Kebangkitan Industri Pertahanan Portugal: Antara Ambisi Otonomi Eropa dan Bayang-Bayang Hegemoni Amerika
InfoNanti — Selama ini, Portugal mungkin lebih dikenal dunia karena keindahan pantainya atau kepiawaian para pesepakbolanya di lapangan hijau. Namun, di balik tirai diplomasi internasional, negara di sudut semenanjung Iberia ini tengah melakukan transformasi mengejutkan. Dalam kurun waktu lima tahun terakhir, Portugal diam-diam membangun ekosistem industri pertahanan yang tidak hanya besar, tetapi juga mulai menunjukkan kemandirian yang signifikan.
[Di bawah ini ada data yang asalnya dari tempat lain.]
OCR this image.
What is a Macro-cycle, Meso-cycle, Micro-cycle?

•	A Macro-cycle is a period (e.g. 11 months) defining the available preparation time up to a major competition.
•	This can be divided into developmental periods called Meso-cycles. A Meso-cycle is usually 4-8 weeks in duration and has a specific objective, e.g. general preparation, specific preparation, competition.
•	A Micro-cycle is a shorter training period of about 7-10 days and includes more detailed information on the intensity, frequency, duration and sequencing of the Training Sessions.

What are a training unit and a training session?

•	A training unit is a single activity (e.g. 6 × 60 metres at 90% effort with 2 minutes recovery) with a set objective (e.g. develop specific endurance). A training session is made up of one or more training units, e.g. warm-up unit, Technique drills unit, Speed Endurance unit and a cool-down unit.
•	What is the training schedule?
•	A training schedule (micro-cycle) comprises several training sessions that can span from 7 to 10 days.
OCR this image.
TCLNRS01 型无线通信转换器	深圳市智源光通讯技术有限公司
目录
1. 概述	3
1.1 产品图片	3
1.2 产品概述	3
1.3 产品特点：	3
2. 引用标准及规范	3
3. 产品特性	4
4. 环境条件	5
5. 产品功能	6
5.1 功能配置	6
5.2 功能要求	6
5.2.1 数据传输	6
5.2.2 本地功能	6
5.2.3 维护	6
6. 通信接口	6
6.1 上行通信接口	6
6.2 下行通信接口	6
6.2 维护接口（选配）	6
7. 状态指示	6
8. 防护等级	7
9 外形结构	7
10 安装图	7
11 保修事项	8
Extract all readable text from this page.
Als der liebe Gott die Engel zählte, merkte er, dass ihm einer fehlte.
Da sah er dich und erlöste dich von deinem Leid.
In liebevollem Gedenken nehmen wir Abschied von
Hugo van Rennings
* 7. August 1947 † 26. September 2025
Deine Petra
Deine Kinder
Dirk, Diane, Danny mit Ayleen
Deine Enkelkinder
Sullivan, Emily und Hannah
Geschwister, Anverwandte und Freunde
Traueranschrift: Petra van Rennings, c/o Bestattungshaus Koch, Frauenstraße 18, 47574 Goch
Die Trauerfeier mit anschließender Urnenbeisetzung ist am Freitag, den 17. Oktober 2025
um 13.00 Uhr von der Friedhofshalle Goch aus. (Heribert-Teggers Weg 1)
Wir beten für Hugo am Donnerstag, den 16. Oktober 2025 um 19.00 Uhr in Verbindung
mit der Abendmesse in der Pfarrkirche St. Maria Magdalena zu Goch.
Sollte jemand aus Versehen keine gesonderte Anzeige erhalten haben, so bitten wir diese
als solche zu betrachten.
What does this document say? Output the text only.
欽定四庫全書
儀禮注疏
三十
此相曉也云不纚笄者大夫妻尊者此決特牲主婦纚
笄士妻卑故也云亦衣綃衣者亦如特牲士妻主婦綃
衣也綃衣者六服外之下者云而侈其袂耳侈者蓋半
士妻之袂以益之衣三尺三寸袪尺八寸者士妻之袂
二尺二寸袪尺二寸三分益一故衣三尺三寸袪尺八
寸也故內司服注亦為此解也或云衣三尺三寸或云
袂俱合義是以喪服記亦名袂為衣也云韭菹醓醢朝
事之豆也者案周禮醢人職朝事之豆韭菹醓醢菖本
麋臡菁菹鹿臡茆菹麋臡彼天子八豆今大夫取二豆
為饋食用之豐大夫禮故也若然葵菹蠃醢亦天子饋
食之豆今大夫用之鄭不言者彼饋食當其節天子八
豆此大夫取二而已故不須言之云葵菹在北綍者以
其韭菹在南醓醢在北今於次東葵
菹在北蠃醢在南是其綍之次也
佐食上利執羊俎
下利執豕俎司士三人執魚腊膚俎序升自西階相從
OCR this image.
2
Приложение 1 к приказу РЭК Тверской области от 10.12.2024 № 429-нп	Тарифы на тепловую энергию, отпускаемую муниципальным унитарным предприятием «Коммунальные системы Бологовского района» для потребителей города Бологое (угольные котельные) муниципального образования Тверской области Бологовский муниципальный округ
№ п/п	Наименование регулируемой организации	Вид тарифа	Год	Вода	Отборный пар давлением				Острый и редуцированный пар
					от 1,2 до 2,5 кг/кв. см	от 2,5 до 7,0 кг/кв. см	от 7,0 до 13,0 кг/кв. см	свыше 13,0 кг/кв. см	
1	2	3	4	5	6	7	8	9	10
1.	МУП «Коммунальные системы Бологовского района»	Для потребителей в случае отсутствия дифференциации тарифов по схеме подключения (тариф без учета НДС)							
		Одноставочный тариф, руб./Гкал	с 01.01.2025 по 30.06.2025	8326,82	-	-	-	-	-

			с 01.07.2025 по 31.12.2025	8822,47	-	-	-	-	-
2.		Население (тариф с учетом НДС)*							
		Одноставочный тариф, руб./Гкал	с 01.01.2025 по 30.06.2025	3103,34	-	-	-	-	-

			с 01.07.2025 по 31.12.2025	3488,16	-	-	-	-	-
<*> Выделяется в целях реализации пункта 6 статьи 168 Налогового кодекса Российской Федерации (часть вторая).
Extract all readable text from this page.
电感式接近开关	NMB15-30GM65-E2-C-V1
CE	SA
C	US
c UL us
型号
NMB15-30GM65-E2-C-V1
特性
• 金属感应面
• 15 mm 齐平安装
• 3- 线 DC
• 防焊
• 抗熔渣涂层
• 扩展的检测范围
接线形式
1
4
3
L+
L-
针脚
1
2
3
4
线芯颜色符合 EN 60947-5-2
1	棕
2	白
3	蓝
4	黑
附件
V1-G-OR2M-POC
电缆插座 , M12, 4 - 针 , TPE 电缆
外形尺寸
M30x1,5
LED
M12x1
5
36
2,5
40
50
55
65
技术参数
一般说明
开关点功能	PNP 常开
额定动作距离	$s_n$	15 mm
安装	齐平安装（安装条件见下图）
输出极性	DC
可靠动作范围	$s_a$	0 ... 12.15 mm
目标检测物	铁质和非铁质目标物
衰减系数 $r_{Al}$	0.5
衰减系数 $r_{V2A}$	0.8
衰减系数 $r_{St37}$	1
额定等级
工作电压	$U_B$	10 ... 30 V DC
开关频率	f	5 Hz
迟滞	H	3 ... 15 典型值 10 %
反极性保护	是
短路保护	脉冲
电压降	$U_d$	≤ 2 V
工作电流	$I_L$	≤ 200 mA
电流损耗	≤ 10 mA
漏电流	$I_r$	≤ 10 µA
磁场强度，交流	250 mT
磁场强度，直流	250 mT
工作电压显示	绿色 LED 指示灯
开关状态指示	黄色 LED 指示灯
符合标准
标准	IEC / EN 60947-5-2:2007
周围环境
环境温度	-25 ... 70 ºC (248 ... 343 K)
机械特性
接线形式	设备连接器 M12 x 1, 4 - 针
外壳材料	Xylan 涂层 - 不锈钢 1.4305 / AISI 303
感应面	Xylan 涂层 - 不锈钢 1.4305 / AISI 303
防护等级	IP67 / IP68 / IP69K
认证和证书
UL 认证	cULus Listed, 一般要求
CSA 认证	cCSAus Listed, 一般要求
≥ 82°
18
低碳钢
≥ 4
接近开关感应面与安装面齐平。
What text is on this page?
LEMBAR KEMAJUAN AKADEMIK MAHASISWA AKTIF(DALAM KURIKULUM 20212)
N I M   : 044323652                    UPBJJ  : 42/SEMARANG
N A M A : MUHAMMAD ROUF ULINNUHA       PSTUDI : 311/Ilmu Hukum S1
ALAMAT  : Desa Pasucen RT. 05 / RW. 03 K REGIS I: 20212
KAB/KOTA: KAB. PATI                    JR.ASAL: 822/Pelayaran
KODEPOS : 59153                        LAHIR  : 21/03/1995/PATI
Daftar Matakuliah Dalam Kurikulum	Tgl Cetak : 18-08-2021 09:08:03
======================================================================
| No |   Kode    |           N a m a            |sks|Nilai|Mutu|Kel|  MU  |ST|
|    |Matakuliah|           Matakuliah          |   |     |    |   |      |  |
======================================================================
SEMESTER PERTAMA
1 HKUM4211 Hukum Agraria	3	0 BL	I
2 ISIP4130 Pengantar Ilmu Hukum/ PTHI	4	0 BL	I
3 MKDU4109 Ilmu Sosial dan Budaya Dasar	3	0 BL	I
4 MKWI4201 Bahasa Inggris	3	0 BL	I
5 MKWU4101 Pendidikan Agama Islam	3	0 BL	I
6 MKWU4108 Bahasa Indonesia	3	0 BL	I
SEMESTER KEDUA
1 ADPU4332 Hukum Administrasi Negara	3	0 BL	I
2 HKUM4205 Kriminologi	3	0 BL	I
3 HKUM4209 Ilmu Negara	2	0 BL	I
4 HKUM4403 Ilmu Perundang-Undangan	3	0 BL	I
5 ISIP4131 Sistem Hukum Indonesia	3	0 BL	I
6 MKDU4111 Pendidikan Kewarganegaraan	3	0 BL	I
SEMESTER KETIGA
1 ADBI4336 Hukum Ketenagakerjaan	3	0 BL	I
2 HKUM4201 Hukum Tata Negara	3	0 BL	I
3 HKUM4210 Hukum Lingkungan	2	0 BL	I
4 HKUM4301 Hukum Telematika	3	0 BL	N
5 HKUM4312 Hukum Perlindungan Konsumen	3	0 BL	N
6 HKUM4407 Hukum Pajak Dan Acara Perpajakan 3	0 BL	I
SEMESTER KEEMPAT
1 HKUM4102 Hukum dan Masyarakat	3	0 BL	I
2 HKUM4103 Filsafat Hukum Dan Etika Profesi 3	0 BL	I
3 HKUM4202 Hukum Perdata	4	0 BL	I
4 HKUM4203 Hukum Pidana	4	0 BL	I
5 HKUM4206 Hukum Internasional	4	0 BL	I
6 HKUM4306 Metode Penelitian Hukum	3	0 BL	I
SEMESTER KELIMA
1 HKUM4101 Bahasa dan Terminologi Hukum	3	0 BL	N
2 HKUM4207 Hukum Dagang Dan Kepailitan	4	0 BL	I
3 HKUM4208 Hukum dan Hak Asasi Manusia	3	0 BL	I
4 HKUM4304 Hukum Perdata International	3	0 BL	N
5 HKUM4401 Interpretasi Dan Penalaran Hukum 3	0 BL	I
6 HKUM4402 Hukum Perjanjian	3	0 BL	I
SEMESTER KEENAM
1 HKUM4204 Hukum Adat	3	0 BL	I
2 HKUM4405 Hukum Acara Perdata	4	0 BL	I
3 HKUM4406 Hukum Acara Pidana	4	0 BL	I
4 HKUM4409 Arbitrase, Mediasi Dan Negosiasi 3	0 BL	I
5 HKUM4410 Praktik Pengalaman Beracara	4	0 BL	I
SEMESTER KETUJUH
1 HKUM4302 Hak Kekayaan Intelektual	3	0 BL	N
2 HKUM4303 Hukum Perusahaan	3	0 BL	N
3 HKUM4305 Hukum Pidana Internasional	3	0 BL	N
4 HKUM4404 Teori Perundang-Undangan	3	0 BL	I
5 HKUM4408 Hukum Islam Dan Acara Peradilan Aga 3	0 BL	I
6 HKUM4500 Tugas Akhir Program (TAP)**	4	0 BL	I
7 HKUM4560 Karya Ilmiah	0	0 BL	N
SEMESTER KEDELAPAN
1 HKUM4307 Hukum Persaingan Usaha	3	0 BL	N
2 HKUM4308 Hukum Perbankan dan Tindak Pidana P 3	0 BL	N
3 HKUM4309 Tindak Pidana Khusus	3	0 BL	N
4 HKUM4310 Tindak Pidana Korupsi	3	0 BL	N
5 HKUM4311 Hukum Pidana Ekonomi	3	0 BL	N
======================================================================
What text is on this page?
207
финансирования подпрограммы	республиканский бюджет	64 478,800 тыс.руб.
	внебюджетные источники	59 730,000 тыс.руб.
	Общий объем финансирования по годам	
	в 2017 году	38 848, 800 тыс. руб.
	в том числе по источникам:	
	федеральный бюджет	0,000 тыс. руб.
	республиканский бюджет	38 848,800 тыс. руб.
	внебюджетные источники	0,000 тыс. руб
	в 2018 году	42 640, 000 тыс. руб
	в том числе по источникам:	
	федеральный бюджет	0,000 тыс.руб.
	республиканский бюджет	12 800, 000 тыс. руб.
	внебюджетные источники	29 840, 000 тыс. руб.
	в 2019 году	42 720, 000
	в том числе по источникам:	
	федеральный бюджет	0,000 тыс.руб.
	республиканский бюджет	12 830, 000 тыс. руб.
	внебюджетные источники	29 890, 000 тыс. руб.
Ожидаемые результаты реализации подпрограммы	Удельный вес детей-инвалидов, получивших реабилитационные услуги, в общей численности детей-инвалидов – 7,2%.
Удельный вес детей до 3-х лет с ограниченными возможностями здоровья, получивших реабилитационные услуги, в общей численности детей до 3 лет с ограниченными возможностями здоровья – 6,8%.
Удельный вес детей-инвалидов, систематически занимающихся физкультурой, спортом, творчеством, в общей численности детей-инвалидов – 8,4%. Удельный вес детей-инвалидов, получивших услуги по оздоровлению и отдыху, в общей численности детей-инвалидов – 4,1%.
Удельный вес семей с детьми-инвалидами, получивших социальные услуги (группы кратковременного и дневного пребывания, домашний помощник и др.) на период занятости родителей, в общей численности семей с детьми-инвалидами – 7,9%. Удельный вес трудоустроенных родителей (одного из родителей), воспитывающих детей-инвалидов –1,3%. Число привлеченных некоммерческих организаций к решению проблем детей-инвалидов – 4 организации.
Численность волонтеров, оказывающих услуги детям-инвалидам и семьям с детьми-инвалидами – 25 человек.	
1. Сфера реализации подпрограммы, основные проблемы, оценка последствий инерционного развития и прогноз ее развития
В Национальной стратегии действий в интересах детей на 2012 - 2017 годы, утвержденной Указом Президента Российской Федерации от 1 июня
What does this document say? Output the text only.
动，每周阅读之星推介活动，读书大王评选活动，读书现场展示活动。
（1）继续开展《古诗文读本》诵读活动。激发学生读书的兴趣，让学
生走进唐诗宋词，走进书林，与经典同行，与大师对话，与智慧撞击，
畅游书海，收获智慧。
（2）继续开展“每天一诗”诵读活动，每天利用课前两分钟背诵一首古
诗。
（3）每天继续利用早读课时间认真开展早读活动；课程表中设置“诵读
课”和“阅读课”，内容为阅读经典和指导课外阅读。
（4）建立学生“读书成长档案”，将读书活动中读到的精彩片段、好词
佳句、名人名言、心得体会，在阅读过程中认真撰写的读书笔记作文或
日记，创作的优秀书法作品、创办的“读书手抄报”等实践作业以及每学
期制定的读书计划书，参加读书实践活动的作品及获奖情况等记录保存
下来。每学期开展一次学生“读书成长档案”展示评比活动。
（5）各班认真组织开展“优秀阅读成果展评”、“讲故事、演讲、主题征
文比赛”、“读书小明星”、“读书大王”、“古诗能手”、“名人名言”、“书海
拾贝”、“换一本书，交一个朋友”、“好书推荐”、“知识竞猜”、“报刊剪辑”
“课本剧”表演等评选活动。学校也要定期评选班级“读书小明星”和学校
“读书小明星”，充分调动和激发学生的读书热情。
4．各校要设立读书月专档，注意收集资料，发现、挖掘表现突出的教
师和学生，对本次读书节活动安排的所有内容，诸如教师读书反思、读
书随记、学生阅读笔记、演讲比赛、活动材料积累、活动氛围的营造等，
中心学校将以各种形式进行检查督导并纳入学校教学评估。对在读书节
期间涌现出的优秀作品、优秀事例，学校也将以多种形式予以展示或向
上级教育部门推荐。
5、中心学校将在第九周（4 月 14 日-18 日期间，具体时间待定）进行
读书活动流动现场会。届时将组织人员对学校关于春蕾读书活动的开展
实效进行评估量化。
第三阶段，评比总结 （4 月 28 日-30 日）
Transformasi ini bukan sekadar upaya memperkuat militer, melainkan sebuah langkah strategis untuk meraup keuntungan ekonomi di tengah ketidakpastian global. Sektor pertahanan kini menjadi mesin uang baru bagi Lisbon. Berdasarkan data terbaru, industri ini berhasil membukukan pendapatan fantastis mencapai 2,1 miliar Euro atau setara dengan Rp38 hingga Rp40 triliun pada tahun lalu. Pertanyaannya, mampukah Portugal benar-benar berdiri di atas kaki sendiri tanpa ketergantungan pada Amerika Serikat sebagai sekutu utamanya?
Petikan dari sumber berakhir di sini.